The end of the sentence was more complimentary to the Studio-chief’s virtue than to his virility. Mr. Hankin suddenly exploded into a loud snicker of laughter.

“Mr. Barrow is rather fond of cashiering any suggestion put forward by the Copy Department,” said Mr. Copley. “I hardly like to suggest that there is any inter-departmental jealousy behind it, but the fact remains-”

But Mr. Armstrong was feeling hilarious, and paid no attention. He recited a limerick, amid applause.

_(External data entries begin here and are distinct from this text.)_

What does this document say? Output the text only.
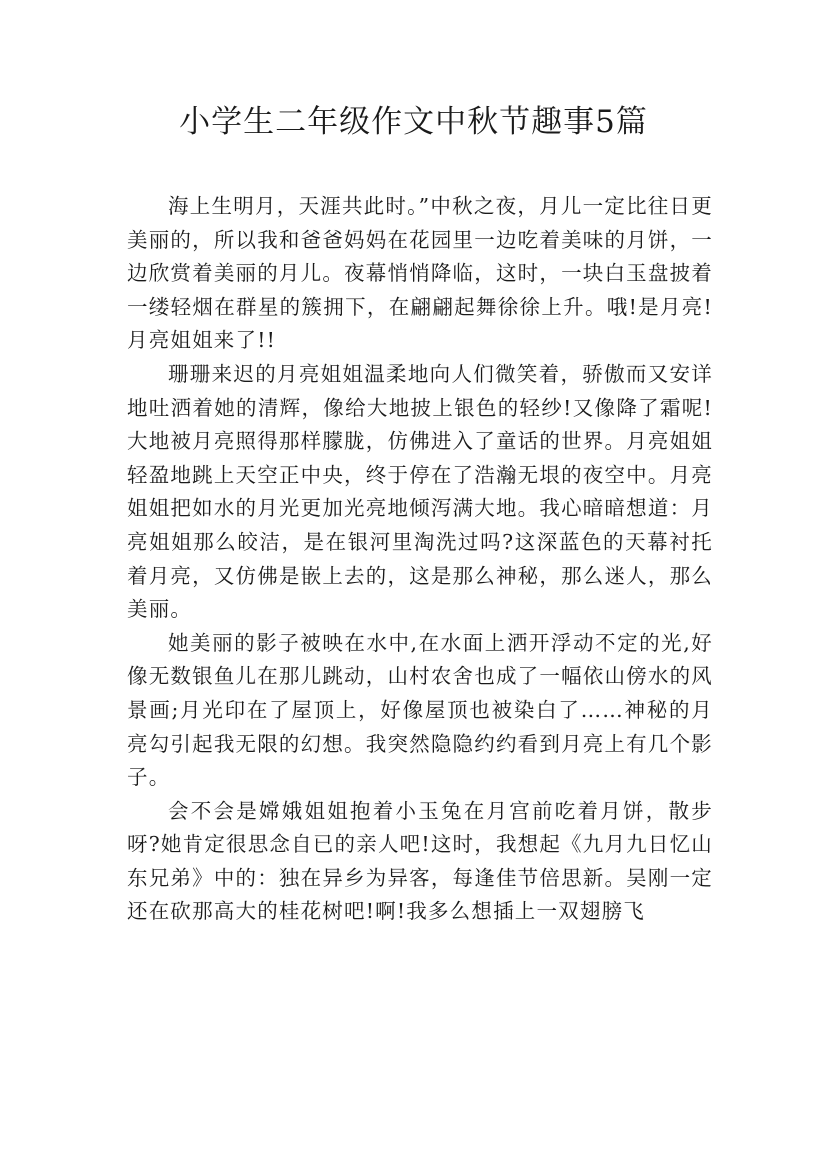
小学生二年级作文中秋节趣事5篇

海上生明月，天涯共此时。”中秋之夜，月儿一定比往日更美丽的，所以我和爸爸妈妈在花园里一边吃着美味的月饼，一边欣赏着美丽的月儿。夜幕悄悄降临，这时，一块白玉盘披着一缕轻烟在群星的簇拥下，在翩翩起舞徐徐上升。哦!是月亮!月亮姐姐来了!!

珊珊来迟的月亮姐姐温柔地向人们微笑着，骄傲而又安详地吐洒着她的清辉，像给大地披上银色的轻纱!又像降了霜呢!大地被月亮照得那样朦胧，仿佛进入了童话的世界。月亮姐姐轻盈地跳上天空正中央，终于停在了浩瀚无垠的夜空中。月亮姐姐把如水的月光更加光亮地倾泻满大地。我心暗暗想道：月亮姐姐那么皎洁，是在银河里淘洗过吗?这深蓝色的天幕衬托着月亮，又仿佛是嵌上去的，这是那么神秘，那么迷人，那么美丽。

她美丽的影子被映在水中,在水面上洒开浮动不定的光,好像无数银鱼儿在那儿跳动，山村农舍也成了一幅依山傍水的风景画;月光印在了屋顶上，好像屋顶也被染白了……神秘的月亮勾引起我无限的幻想。我突然隐隐约约看到月亮上有几个影子。

会不会是嫦娥姐姐抱着小玉兔在月宫前吃着月饼，散步呀?她肯定很思念自已的亲人吧!这时，我想起《九月九日忆山东兄弟》中的：独在异乡为异客，每逢佳节倍思新。吴刚一定还在砍那高大的桂花树吧!啊!我多么想插上一双翅膀飞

“Well, it’s all right, Mr. Copley,” he said, when he had partially recovered himself. “You did quite right. I’ll send an explanation to Mr. Jollop. He’ll have a fit.”

“He’ll be surprised that you passed it,” said Mr. Hankin.

“Well, he may be,” agreed Mr. Armstrong, pleasantly. “It isn’t often I overlook anything indecent. I must have been off-colour that day. So must you, Tallboy, Oh, dear! Mr. Pym will have something to say about it. I shall enjoy seeing his face. I only wish it had gone through. He’d have sacked the whole department.”